Oh, that makes sense. Oracle.com either hates wget or is storing a cookie saying "yes, this guy accepted the T's and C's."

Actually download Java

Easiest thing to do was just to download the .bin file onto my desktop and use SCP (WinSCP if you need) to move it to my server.

Install Java

I decided to install Java in /usr/local/java.

sudo mkdir /usr/local/java

sudo cp jdk-6u32-linux-x64.bin /usr/local/java

cd /usr/local/java

sudo ./jdk-6u32-linux-x64.bin

Unpacking...

Checksumming...

Extracting...

UnZipSFX 5.50 of 17 February 2002, by Info-ZIP (Zip-Bugs@lists.wku.edu).

   creating: jdk1.6.0_32/

and so forth.

Unpacking Java like this is effectively "installing" it, if you hate yourself and want to write out the path to Java every time.

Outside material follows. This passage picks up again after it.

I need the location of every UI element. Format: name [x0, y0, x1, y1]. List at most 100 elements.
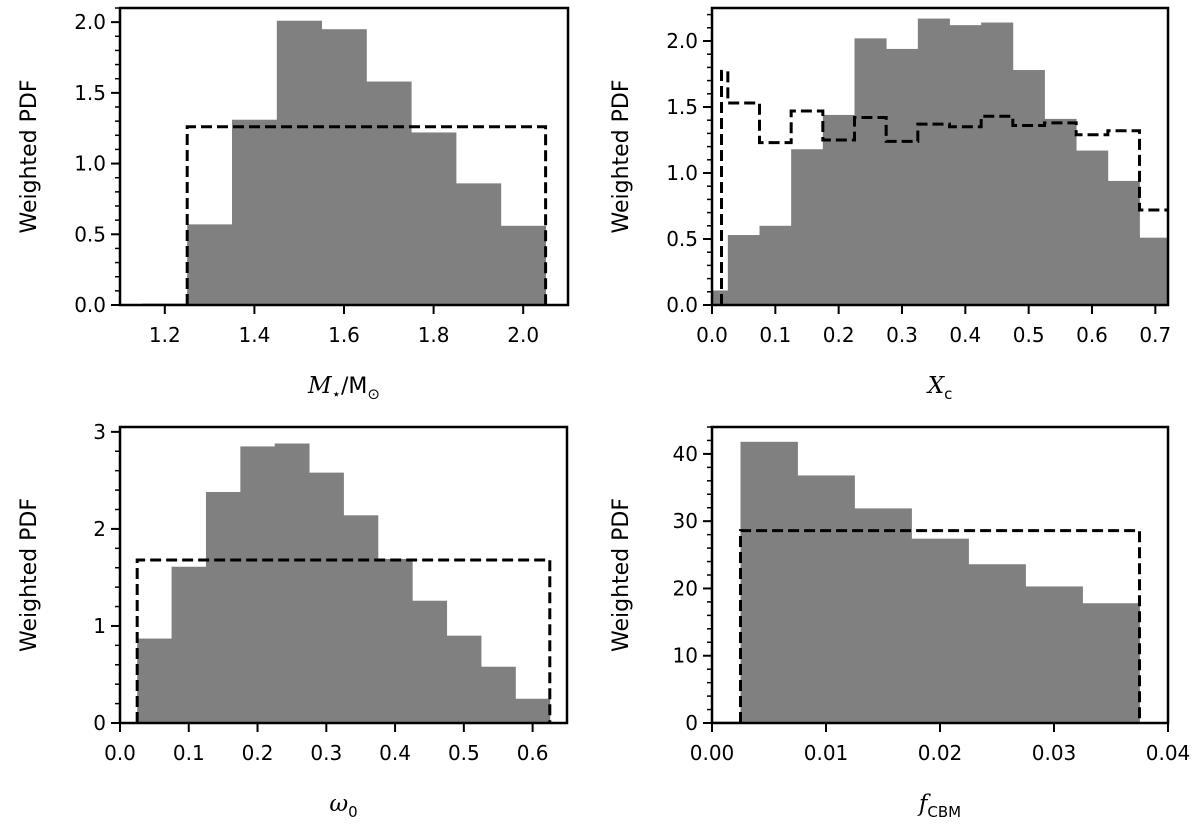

Set Environmental Variables

I don't hate myself, so I set a couple of environmental variables, notably PATH, JAVA_HOME, and JDK_HOME. The first one allows you to just type

javac foo.java

java foo

as opposed to writing it all out, and the latter two are requested by Hadoop. I set these in my /etc/profile file. Add the following to the end of your /etc/profile:

export JAVA_HOME=/usr/local/java/jdk1.6.0_32

export JDK_HOME=$JAVA_HOME

export PATH=$PATH:/usr/local/java/jdk1.6.0_32/bin

Finally, run

source /etc/profile

There. Now Java is installed for all intents and purposes. Way to go. As an aside, I ran into some problems with JAVA_HOME as I was trying to install Hadoop, but I'll cover those later.